Insulin gene (INS) mutations are associated with a rare form of maturity-onset diabetes of the young (MODY). Here, we describe a proband with early-onset diabetes resulting from a heterozygous mutation in the promoter region of INS and summarize the clinical features of INS mutations caused by MODY (INS-MODY) reported in previous studies. The proband presented with proteinuria, mild hyperglycemia, and hypertension at the age of 39 years old; he was negative for the glutamic acid decarboxylase (GAD) antibody and had a family history of diabetes, including his father and aunt. The proband underwent whole exome sequencing, and the mutation in the proband and his father was verified by Sanger sequencing. A literature review was performed to examine all reported cases of INS-MODY to evaluate the clinical characteristics of the probands. A heterozygous INS mutation (c.-332C > G) was detected in the proband and his father, and their phenotypes had unique characteristics.

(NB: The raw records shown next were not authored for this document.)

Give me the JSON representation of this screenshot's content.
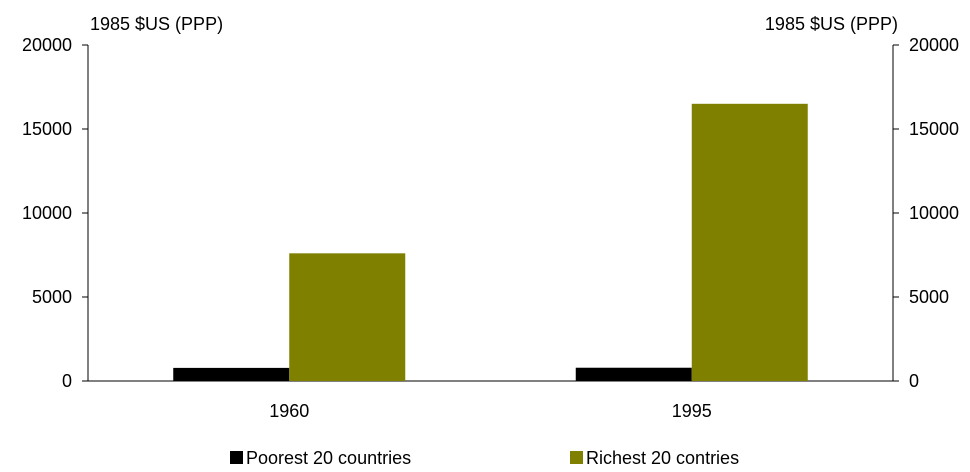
{
  "chart_data": {
    "type": "bar",
    "title": "",
    "xlabel": "",
    "ylabel_left": "1985 $US (PPP)",
    "ylabel_right": "1985 $US (PPP)",
    "categories": [
      "1960",
      "1995"
    ],
    "series": [
      {
        "name": "Poorest 20 countries",
        "values": [
          780,
          790
        ],
        "color": "#000000"
      },
      {
        "name": "Richest 20 contries",
        "values": [
          7600,
          16500
        ],
        "color": "#808000"
      }
    ],
    "ylim": [
      0,
      20000
    ],
    "yticks": [
      0,
      5000,
      10000,
      15000,
      20000
    ],
    "grid": false,
    "legend_position": "bottom",
    "secondary_axis": true
  }
}
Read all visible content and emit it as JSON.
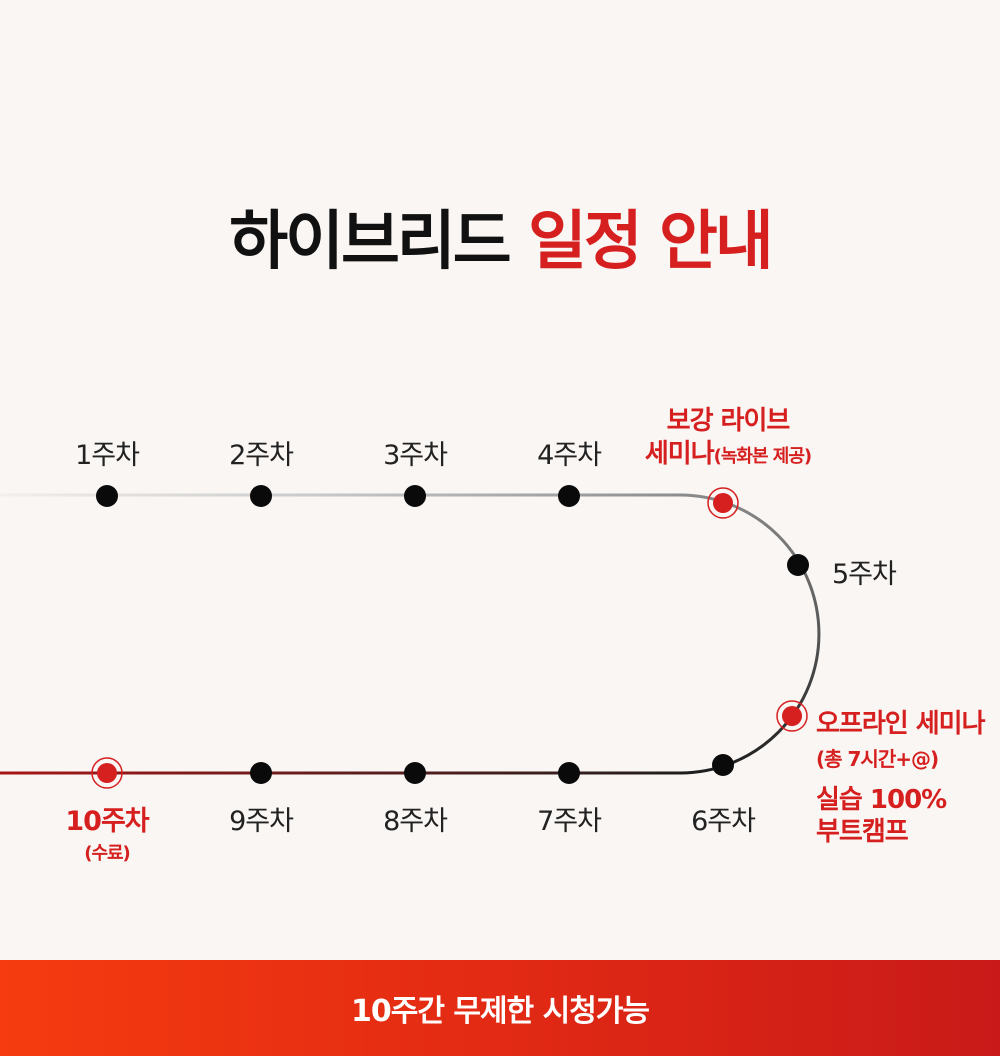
{
  "title": {
    "main": "하이브리드",
    "accent": "일정 안내"
  },
  "weeks": {
    "w1": "1주차",
    "w2": "2주차",
    "w3": "3주차",
    "w4": "4주차",
    "w5": "5주차",
    "w6": "6주차",
    "w7": "7주차",
    "w8": "8주차",
    "w9": "9주차",
    "w10": "10주차",
    "w10_note": "(수료)"
  },
  "live_seminar": {
    "line1": "보강 라이브",
    "line2": "세미나",
    "note": "(녹화본 제공)"
  },
  "offline_seminar": {
    "line1": "오프라인 세미나",
    "line2": "(총 7시간+@)",
    "line3": "실습 100%",
    "line4": "부트캠프"
  },
  "footer": {
    "text": "10주간 무제한 시청가능"
  },
  "colors": {
    "accent": "#d61f1f",
    "dot": "#0a0a0a",
    "background": "#f9f6f3"
  }
}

Previous reports have described a total of 26 probands with 16 pathogenic mutations of the INS gene, with clinical features that exhibit great inter- and intrafamilial variability, and onset ages ranging from 2 years, 10 months to 62 years; 88% of patients were diagnosed before 40 years of age. Heterozygous mutations in the promoter region affecting the transcriptional activity of the INS gene may increase the risk of early-onset diabetes in adults, with patients presenting phenotypes that are very similar to type 2 diabetes, and genetic testing is needed to identify these individuals.